Antônio se concentrou, mas não ouviu nada. Só depois de um tempo é que percebeu passos se aproximando.
Ele rememorou tudo rapidamente. Não deveria ter deixado falhas importantes, exceto talvez o ferimento no pulso de Leonardo. Mas só isso não era suficiente para incriminá-lo. Melhor observar o desenrolar e agir conforme necessário.
Respirando fundo, Antônio guardou o manual no peito, pegou uma vassoura e começou a varrer a neve remanescente do pátio.
— Tum, tum, tum!
Soou uma batida na porta. Antônio foi até lá, retirou a tranca e abriu o portão. Do lado de fora, estavam alguns oficiais; à frente, um chefe policial relativamente jovem, aparentando cerca de vinte anos, com um palito de bambu na boca e um sorriso displicente. Ao lado deles estava Sofia.
Ao ver Antônio, Sofia expressou alegria nos olhos e disse:
— Irmão Antônio, você está vivo?
Antônio não pôde deixar de admirar. Caso não tivessem se encontrado na noite anterior, essa reação de Sofia seria exatamente o esperado ao reencontrá-lo. Ao mesmo tempo, sua fala transmitia a mensagem de que ela não revelara nada comprometedora.
— Você? — Antônio fingiu surpresa, acompanhando a encenação de Sofia.
O sorriso de Miguel continuava no rosto. A reação dos dois foi natural, não levantando suspeitas.
O olhar de Miguel passou por Antônio e pousou no velho gordo e em Clara, ambos com expressões tranquilas.
— Houve um homicídio na cidade ontem à noite e viemos fazer duas perguntas — informou Miguel.

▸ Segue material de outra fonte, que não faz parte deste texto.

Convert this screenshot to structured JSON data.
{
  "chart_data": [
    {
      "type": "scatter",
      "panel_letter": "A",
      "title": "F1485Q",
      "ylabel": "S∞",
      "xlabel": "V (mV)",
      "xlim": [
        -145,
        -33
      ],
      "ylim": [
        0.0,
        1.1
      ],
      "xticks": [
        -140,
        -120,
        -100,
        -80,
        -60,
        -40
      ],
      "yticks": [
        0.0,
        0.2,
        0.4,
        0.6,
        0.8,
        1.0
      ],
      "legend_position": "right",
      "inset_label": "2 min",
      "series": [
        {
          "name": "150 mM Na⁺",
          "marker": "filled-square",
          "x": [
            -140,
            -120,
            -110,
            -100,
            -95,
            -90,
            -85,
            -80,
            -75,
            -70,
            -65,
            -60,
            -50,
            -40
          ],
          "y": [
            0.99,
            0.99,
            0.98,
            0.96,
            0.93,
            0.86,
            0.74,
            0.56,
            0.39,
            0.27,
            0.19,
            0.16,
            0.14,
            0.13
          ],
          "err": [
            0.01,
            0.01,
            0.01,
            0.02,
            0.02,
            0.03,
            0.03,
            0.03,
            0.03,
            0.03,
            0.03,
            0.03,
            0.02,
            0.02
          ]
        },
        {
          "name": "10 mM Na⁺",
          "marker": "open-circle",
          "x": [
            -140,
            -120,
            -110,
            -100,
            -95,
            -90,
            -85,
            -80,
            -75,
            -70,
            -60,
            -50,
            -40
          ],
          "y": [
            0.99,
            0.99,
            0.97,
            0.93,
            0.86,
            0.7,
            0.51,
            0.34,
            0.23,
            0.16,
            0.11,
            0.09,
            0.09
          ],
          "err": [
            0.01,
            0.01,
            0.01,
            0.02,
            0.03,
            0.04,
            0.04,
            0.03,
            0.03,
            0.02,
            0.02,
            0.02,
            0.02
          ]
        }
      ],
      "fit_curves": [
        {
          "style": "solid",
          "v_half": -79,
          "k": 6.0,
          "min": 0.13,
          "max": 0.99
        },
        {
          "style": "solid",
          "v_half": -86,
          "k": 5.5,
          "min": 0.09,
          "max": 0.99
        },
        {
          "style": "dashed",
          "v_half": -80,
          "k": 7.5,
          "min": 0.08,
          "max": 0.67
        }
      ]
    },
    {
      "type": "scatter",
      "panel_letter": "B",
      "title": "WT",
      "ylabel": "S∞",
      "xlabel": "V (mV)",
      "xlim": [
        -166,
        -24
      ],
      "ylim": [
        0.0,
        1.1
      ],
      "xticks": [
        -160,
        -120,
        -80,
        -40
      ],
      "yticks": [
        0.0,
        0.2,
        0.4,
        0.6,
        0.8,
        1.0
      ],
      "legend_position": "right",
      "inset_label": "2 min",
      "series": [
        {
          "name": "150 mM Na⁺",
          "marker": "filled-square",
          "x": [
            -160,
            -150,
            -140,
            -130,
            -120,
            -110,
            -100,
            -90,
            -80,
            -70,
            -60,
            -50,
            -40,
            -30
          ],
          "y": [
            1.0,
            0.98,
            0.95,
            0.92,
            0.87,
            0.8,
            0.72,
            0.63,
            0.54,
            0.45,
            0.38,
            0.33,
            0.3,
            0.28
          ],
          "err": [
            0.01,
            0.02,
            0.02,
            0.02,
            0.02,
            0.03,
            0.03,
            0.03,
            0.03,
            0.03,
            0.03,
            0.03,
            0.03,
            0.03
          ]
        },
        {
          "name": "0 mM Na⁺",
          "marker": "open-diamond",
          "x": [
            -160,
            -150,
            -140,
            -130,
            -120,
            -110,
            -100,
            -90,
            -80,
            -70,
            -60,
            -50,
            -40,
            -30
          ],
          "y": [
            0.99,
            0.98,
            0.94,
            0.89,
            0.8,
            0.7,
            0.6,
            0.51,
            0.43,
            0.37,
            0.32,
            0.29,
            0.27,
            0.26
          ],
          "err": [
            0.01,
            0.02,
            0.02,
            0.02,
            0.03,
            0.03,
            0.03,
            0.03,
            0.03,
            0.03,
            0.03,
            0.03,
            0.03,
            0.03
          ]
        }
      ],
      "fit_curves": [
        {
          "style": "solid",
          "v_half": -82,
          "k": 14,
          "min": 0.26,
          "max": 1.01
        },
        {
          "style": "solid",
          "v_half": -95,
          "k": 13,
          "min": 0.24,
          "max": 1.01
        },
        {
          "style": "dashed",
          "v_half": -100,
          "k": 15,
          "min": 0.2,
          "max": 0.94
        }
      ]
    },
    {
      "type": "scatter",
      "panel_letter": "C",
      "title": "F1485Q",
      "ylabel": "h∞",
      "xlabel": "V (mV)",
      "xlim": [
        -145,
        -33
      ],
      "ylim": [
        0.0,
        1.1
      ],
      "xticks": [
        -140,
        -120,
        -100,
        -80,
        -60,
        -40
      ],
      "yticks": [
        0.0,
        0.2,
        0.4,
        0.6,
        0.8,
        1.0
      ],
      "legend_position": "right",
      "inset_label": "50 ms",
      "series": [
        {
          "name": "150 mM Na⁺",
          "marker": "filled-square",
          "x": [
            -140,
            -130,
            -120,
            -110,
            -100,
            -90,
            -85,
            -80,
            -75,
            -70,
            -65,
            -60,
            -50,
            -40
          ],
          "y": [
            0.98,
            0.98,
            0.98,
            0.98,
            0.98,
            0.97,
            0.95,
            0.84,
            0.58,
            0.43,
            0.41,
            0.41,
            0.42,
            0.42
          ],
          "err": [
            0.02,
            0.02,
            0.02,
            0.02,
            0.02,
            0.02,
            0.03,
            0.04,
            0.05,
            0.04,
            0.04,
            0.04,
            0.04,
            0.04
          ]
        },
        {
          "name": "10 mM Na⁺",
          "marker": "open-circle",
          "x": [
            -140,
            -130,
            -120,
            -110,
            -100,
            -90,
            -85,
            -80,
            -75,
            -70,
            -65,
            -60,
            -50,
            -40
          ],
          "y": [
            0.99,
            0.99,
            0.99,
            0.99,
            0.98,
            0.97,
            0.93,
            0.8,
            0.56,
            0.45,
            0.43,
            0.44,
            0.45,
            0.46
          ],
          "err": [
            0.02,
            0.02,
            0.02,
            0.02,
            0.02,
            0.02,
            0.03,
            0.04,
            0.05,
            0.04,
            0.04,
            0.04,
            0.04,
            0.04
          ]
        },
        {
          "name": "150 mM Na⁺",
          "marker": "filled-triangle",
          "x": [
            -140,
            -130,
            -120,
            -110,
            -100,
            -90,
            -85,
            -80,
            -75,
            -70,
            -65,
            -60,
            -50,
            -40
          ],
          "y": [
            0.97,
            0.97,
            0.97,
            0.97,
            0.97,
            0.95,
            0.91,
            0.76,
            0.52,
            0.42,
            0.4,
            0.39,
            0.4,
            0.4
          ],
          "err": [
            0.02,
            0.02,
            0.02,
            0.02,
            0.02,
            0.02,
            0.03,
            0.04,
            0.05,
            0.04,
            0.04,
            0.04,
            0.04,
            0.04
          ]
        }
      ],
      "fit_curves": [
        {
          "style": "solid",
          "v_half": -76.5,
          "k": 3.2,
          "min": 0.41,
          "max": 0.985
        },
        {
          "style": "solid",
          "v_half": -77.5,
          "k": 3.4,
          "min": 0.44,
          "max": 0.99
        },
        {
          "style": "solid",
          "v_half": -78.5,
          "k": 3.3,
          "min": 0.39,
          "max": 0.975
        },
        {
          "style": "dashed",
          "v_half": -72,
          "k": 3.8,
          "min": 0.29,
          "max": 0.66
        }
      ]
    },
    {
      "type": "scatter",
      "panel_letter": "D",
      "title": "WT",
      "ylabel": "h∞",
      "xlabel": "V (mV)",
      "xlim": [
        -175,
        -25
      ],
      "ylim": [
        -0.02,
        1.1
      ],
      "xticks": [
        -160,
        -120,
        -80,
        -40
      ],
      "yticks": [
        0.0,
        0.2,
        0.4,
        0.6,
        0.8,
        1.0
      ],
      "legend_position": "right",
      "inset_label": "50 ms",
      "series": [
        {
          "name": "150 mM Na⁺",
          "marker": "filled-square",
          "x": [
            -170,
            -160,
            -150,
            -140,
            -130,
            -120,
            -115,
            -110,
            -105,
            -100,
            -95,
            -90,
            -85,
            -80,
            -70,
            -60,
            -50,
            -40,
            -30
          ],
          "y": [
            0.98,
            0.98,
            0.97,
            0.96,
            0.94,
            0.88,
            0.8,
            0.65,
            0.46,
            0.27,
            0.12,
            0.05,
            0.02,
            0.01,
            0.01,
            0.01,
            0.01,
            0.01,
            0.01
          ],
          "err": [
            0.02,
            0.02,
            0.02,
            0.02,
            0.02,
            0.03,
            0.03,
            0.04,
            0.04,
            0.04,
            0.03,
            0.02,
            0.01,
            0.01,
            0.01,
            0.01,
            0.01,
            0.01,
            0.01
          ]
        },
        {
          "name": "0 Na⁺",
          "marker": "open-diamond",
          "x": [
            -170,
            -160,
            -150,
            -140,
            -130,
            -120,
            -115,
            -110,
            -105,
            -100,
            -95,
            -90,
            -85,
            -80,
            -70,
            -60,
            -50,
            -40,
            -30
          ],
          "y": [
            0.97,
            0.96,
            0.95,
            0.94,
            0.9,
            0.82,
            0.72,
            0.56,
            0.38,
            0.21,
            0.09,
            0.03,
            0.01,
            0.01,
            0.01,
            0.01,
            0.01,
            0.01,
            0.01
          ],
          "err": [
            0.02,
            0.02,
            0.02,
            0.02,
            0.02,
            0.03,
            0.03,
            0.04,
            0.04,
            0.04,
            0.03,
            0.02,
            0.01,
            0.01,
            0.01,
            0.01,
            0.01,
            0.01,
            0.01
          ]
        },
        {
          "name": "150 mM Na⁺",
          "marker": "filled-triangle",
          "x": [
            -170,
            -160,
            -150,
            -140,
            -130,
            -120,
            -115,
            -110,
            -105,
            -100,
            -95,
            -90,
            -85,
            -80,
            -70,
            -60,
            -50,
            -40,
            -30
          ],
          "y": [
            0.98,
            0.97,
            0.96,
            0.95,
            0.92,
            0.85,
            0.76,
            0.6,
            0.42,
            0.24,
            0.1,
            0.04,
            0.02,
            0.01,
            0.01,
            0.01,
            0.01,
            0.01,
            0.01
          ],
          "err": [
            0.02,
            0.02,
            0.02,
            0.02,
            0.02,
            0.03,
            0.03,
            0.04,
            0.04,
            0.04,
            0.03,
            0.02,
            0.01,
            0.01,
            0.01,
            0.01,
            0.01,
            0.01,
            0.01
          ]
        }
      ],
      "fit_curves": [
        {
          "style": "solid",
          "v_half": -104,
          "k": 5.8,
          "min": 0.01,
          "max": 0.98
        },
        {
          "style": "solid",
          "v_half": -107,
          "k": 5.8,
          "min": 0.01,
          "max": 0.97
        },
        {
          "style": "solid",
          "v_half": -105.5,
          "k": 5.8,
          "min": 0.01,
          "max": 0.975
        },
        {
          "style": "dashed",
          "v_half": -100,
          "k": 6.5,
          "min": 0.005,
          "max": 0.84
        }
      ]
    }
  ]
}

— Onde estavam vocês três ontem à noite?
— Bebemos um pouco e depois viemos dormir. Não saímos mais.
— Não saíram em momento algum?
— Não.
Miguel assentiu:
— Certo, está tudo bem.
Parecia apenas cumprir formalidades.
— Ah, sim — acrescentou Miguel. — Esta menina perdeu toda a família e está desamparada. Já que você a salvou, peço que a acolha.
Hein?
Essa atitude surpreendeu Antônio. O chefe policial estava deixando Sofia sob sua responsabilidade?
— Ah, e também este cachorro.
Miguel chamou o cão amarelo, entregando a coleira a Antônio. Ele não a pegou, mas o cão, ao vê-lo, logo o reconheceu, recordando-se da noite anterior e das palavras de Sofia, abanando o rabo e mostrando-se amistoso.
Antônio manteve-se impassível, mas Sofia empalideceu repentinamente ao presenciar a cena.
O palito de bambu girou na boca de Miguel, que, com um sorriso enigmático, perguntou:
— Antônio, esse cão te conhece?
O ambiente mudou abruptamente, e tanto o velho quanto Clara voltaram-se para olhar.
— Haha! — Nesse momento, Miguel riu alto, bateu no ombro de Antônio e disse:
— Só uma brincadeira. Esse cachorro é amistoso com todos.